Oakland’s Ramon Laureano didn’t have a read on J.D. Martinez’s fifth-inning fly ball that he dropped for a two-base error.Jim Davis/Globe Staff/Globe Staff

In for the ninth, Tyler Thornburg gave up a solo home run to Robbie Grossman, who’d hit a ball deep to center in the first inning, but had it die in the chilly air.

It spoiled the shutout and made for an imperfect ending, but that blip was not going to override the positive energy from Porcello’s start. Porcello was energized late in the game — he tipped his cap to shortstop Xander Bogaerts in the eighth after Bogaerts reacted quickly and made a good play to deny Nick Hundley a hit. When that inning ended and he went back to the dugout, he and manager Alex Cora shared a big hug.
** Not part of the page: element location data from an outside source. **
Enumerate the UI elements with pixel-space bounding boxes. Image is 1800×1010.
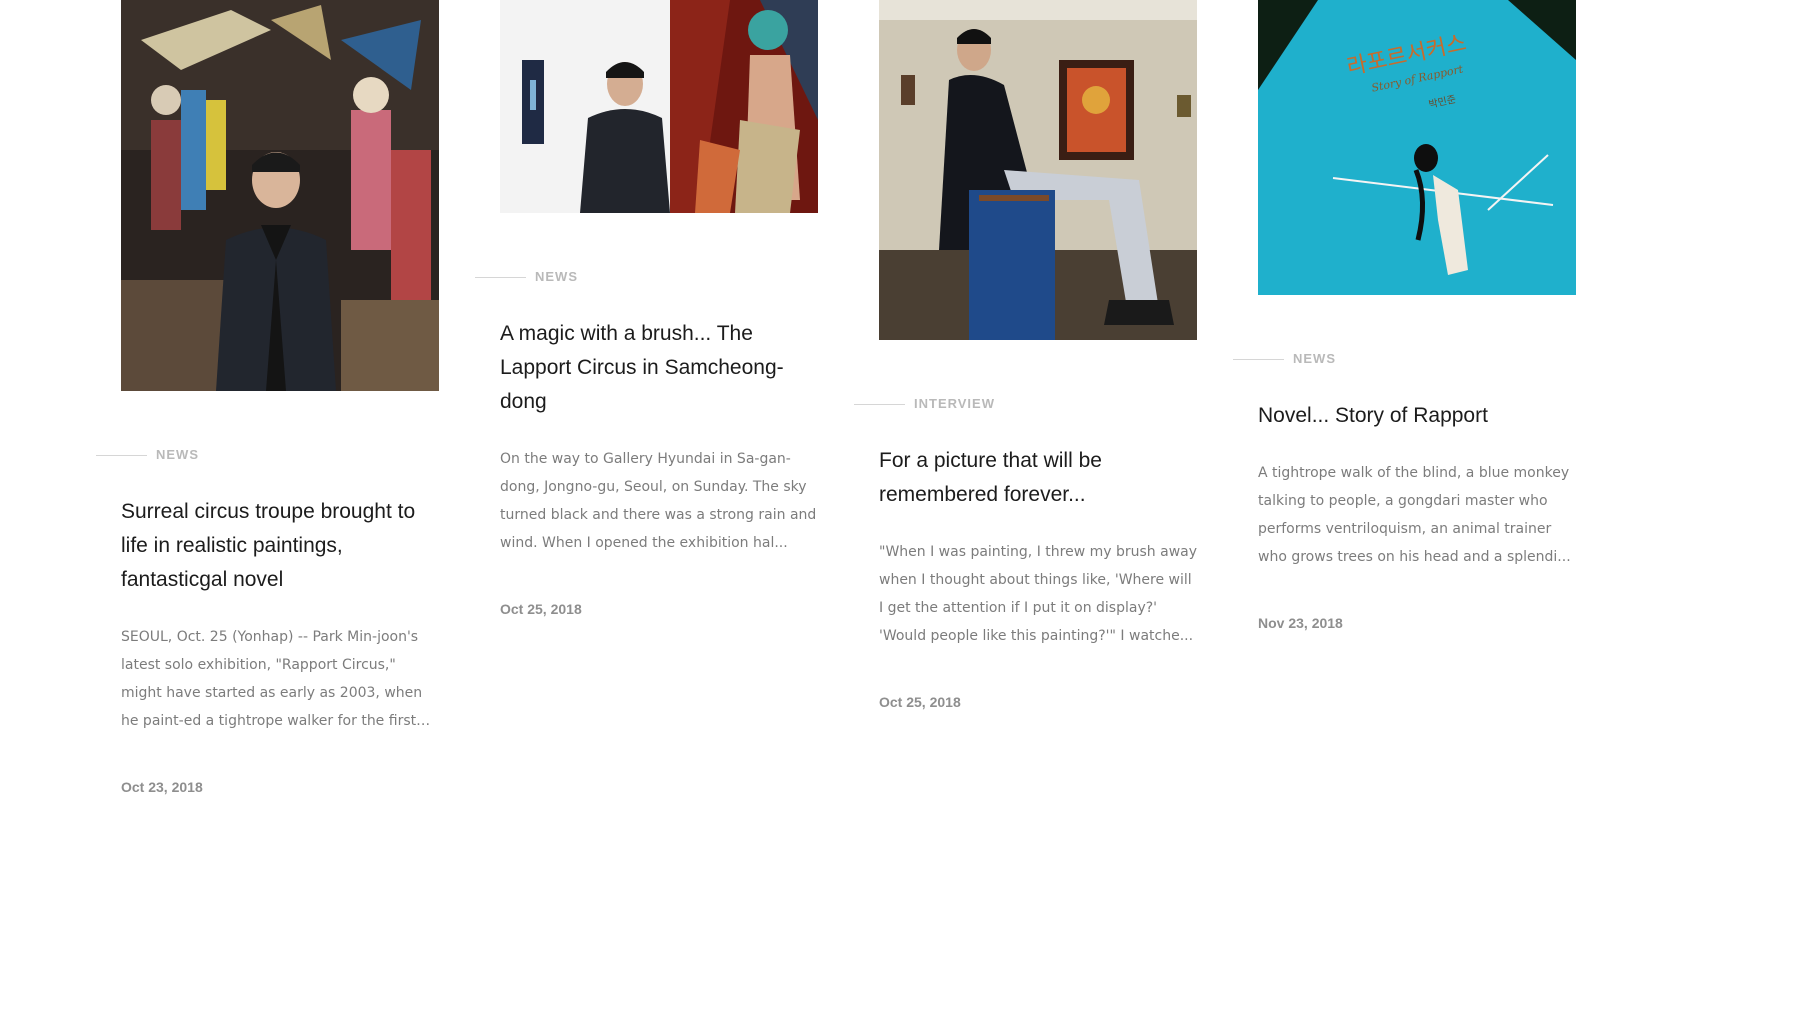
article-date: Oct 23, 2018 (121, 779, 203, 795)
article-title[interactable]: A magic with a brush... The Lapport Circ… (500, 317, 800, 419)
article-excerpt: A tightrope walk of the blind, a blue mo… (1258, 465, 1571, 565)
article-date: Nov 23, 2018 (1258, 615, 1343, 631)
category-divider (475, 277, 526, 278)
book-cover-image: 라포르서커스 Story of Rapport 박민준 (1258, 0, 1576, 295)
article-thumbnail-4[interactable]: 라포르서커스 Story of Rapport 박민준 (1258, 0, 1576, 295)
article-thumbnail-2[interactable] (500, 0, 818, 213)
article-title[interactable]: Surreal circus troupe brought to life in… (121, 495, 421, 597)
article-excerpt: "When I was painting, I threw my brush a… (879, 544, 1197, 644)
article-card-1: NEWS Surreal circus troupe brought to li… (96, 0, 439, 795)
category-label[interactable]: NEWS (535, 269, 578, 285)
article-date: Oct 25, 2018 (500, 601, 582, 617)
category-divider (854, 404, 905, 405)
circus-painting-image (121, 0, 439, 391)
category-row: NEWS (96, 447, 439, 463)
category-label[interactable]: NEWS (156, 447, 199, 463)
seated-artist-image (879, 0, 1197, 340)
article-excerpt: On the way to Gallery Hyundai in Sa-gan-… (500, 451, 817, 551)
category-row: NEWS (1233, 351, 1576, 367)
category-row: INTERVIEW (854, 396, 1197, 412)
category-divider (1233, 359, 1284, 360)
gallery-portrait-image (500, 0, 818, 213)
category-label[interactable]: NEWS (1293, 351, 1336, 367)
article-thumbnail-1[interactable] (121, 0, 439, 391)
category-label[interactable]: INTERVIEW (914, 396, 995, 412)
article-thumbnail-3[interactable] (879, 0, 1197, 340)
article-excerpt: SEOUL, Oct. 25 (Yonhap) -- Park Min-joon… (121, 629, 423, 729)
article-card-2: NEWS A magic with a brush... The Lapport… (475, 0, 818, 617)
category-row: NEWS (475, 269, 818, 285)
article-card-4: 라포르서커스 Story of Rapport 박민준 NEWS Novel..… (1233, 0, 1576, 631)
article-date: Oct 25, 2018 (879, 694, 961, 710)
article-card-3: INTERVIEW For a picture that will be rem… (854, 0, 1197, 710)
article-title[interactable]: For a picture that will be remembered fo… (879, 444, 1179, 512)
article-title[interactable]: Novel... Story of Rapport (1258, 399, 1558, 433)
category-divider (96, 455, 147, 456)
Porcello talked about the good team win and how defense helped him out, seemingly careful not to get too high after one start. But for a pitcher whose struggles were near the top of the Red Sox list of problems, this kind of outing has to be meaningful.

“It’s not the first time I’ve been roughed up before. Won’t be the last,” Porcello said. “You’ve got to be professional about it and you’ve got to have that inner confidence that you’re going to find your stuff.”